O vídeo mostra o professor utilizando força física contra o adolescente durante uma discussão em uma área residencial. As imagens provocaram indignação e motivaram cobranças por providências das autoridades responsáveis pela proteção de crianças, adolescentes e pessoas com deficiência.
Até o momento, não há confirmação de prisão ou da abertura formal de um procedimento criminal. A identidade do homem citado nas denúncias e todas as circunstâncias da ocorrência ainda deverão ser verificadas oficialmente durante a apuração.
As autoridades poderão analisar a gravação completa, ouvir familiares, testemunhas e os envolvidos, além de verificar o que aconteceu antes e depois do trecho divulgado.
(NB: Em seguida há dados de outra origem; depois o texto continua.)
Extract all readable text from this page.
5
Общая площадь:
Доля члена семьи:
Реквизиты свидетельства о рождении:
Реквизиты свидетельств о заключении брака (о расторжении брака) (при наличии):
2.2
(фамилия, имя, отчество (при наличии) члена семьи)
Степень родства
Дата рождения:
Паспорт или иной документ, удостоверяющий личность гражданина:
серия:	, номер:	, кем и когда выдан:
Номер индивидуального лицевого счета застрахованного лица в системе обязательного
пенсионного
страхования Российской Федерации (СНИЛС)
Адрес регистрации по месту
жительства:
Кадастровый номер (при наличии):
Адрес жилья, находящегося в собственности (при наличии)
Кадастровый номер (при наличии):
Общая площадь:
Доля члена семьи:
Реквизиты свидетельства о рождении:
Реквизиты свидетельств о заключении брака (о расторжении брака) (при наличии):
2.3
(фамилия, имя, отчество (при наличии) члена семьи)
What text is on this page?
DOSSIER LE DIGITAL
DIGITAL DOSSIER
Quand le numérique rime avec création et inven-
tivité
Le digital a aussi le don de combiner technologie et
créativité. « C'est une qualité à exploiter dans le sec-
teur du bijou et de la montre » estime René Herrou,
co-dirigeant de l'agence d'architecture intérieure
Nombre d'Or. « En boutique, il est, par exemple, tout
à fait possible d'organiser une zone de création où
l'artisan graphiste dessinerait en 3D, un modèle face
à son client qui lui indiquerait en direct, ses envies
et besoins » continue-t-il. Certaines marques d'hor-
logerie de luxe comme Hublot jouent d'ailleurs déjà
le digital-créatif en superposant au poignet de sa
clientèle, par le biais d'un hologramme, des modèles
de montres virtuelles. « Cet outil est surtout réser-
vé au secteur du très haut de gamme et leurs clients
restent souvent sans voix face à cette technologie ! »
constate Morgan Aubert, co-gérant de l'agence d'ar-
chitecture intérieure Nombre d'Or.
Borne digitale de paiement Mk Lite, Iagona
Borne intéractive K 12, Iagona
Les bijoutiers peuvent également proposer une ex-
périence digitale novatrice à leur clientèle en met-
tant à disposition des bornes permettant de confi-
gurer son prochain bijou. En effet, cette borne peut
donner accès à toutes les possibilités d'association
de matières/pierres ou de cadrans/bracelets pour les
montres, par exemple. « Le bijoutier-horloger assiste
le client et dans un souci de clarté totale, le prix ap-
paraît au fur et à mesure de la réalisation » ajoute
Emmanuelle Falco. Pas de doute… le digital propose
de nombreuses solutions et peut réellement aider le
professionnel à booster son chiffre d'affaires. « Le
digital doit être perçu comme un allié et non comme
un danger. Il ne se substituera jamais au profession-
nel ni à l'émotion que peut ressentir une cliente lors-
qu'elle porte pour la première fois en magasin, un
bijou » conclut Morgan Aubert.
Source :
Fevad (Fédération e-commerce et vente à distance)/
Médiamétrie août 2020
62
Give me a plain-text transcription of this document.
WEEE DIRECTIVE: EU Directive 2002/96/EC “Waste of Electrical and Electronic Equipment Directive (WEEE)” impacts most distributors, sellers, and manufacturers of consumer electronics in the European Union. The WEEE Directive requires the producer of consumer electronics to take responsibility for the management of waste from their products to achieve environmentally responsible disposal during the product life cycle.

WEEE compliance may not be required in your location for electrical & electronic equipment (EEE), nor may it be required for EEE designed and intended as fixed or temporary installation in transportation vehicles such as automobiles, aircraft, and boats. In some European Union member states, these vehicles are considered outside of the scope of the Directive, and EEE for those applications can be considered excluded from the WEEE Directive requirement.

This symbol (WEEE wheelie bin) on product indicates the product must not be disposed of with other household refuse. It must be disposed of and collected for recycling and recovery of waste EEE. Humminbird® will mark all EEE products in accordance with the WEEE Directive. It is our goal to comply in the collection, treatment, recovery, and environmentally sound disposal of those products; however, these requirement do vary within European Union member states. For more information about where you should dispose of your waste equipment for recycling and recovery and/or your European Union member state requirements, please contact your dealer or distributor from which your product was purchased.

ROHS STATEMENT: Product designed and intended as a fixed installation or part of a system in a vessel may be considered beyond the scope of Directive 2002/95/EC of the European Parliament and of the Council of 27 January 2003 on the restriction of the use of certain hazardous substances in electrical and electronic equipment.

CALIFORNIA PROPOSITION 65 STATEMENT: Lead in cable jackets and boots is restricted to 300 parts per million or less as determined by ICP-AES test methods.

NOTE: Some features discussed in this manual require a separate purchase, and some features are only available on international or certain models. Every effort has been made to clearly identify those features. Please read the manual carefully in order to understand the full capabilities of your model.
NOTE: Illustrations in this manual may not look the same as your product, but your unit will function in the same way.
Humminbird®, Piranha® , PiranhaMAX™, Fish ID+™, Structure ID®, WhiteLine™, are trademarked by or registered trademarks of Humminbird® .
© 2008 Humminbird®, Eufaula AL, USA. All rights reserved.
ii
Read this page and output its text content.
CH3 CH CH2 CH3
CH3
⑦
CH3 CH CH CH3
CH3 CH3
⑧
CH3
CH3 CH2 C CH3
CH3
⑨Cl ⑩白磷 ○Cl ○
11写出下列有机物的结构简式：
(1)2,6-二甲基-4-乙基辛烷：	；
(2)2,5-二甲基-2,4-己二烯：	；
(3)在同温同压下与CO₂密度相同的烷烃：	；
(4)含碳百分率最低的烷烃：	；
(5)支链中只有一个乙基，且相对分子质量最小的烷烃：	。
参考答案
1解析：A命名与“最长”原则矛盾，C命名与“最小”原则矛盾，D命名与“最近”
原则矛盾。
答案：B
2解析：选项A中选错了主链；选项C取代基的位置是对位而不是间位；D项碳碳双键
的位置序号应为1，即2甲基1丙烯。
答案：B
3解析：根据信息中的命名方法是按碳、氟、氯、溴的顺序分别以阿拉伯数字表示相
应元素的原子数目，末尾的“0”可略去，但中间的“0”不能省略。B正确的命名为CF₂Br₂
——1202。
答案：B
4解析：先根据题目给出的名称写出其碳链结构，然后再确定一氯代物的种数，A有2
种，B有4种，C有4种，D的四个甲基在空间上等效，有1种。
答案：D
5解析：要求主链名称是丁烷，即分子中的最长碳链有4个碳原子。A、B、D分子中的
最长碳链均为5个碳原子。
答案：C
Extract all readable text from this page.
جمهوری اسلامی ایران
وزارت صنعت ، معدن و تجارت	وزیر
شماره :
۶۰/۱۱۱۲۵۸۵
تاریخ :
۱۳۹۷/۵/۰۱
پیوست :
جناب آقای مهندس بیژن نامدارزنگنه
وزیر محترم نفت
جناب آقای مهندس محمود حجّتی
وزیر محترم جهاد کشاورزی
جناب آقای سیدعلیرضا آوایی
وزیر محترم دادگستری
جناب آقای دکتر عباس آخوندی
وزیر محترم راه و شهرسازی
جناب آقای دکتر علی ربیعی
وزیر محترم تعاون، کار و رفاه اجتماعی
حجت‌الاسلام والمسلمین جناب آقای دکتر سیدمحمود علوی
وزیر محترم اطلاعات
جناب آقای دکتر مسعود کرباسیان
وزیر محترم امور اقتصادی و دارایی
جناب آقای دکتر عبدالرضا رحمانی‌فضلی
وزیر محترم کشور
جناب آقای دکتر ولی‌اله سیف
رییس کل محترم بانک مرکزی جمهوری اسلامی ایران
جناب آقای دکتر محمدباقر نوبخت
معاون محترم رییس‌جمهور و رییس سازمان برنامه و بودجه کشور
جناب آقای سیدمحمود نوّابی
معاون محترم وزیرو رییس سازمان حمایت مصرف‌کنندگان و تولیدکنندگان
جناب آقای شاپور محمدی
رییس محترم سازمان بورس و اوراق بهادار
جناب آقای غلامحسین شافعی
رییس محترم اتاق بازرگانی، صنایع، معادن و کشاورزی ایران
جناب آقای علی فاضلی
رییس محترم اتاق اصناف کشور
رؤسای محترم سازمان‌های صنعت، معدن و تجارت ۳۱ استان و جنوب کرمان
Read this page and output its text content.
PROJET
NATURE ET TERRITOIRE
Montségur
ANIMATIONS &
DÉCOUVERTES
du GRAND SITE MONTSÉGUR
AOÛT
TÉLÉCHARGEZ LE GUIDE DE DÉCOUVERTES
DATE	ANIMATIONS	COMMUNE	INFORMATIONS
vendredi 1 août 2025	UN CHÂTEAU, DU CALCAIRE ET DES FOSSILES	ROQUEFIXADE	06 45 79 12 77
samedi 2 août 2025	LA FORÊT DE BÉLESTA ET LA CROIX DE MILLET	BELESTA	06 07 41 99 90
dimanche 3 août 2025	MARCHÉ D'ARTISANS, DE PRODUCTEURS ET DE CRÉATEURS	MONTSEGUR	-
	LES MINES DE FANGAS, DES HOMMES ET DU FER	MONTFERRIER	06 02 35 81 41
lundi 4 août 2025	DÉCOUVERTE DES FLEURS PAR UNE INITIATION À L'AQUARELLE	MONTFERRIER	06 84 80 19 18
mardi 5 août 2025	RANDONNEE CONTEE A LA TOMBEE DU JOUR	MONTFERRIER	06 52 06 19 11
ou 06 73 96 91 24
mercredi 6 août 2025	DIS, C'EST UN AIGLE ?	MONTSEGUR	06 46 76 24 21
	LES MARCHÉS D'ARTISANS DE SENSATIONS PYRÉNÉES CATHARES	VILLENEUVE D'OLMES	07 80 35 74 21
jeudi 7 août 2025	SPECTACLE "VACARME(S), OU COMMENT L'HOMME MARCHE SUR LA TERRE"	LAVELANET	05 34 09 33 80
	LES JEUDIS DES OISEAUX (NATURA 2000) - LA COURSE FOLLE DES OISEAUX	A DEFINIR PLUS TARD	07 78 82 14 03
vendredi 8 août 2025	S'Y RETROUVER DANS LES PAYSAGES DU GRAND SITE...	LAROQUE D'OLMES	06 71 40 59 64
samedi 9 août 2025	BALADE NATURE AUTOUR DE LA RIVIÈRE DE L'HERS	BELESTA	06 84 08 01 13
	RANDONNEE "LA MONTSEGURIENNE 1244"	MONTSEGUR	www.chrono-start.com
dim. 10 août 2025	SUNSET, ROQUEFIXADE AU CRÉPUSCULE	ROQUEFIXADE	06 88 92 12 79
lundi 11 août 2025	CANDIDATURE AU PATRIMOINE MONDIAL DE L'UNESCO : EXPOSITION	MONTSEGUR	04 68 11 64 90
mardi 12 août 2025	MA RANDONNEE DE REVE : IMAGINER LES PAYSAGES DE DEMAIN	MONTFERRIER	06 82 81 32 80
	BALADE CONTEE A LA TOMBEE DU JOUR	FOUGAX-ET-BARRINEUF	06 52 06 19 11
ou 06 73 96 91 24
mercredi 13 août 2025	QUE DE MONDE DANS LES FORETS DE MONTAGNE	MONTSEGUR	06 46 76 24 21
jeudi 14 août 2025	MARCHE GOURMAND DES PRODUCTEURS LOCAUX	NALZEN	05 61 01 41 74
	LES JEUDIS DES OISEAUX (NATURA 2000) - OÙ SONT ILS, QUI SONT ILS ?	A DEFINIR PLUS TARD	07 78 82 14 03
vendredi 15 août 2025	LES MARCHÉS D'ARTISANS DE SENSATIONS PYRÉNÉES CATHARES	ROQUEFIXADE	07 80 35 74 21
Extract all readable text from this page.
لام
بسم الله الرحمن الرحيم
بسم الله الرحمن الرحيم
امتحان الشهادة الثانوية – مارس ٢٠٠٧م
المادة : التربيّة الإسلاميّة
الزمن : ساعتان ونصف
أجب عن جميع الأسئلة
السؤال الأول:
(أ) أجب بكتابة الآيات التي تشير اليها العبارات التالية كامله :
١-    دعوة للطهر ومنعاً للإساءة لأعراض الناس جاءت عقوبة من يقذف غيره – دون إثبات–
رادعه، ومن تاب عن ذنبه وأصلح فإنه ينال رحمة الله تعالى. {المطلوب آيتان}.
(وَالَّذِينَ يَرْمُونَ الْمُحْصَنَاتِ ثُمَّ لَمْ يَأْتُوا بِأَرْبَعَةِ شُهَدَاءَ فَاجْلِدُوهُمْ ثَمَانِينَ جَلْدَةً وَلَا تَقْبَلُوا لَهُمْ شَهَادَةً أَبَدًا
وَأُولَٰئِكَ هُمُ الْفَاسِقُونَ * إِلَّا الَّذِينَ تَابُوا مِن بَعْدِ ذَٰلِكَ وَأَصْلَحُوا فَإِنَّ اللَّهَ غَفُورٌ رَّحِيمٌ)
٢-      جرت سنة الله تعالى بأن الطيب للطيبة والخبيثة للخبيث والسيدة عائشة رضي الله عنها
Professor apresenta versão sobre a confusão
Após a repercussão, Ângelo Carioca publicou um vídeo para apresentar sua versão. Ele afirmou que interveio ao perceber que o adolescente supostamente estaria agredindo um cachorro.
Segundo o professor, após ser repreendido, o jovem teria reagido com ofensas, ameaças e dito que mataria o animal depois que ele deixasse o local.
“Eu agi por emoção, para defender um animal indefeso. Aquilo mexeu com a minha emoção”, declarou.
Ângelo também alegou que o vídeo divulgado foi editado e não mostra toda a sequência da discussão. De acordo com ele, o contato físico ocorreu depois que o adolescente teria atingido seu rosto.
“Eu não queria agredir ele. Se eu quisesse fazer isso, ele não ia ficar nem em pé”, afirmou.
O professor disse ainda que não sabia que o adolescente possuía diagnóstico de autismo. Ele alegou que o jovem não utilizava identificação relacionada à condição e questionou a existência de um laudo médico.
Durante o pronunciamento, Ângelo afirmou que trabalha com crianças, inclusive alunos com necessidades especiais, e pediu desculpas pela forma como conduziu a situação, reconhecendo que não agiu corretamente.
A possível suspeita de maus-tratos contra o cachorro poderá ser investigada separadamente. Essa alegação, no entanto, não impede a apuração sobre o uso de força física contra o adolescente.
O caso deverá ser analisado pelas autoridades para esclarecer a dinâmica completa, verificar responsabilidades e definir quais medidas serão adotadas.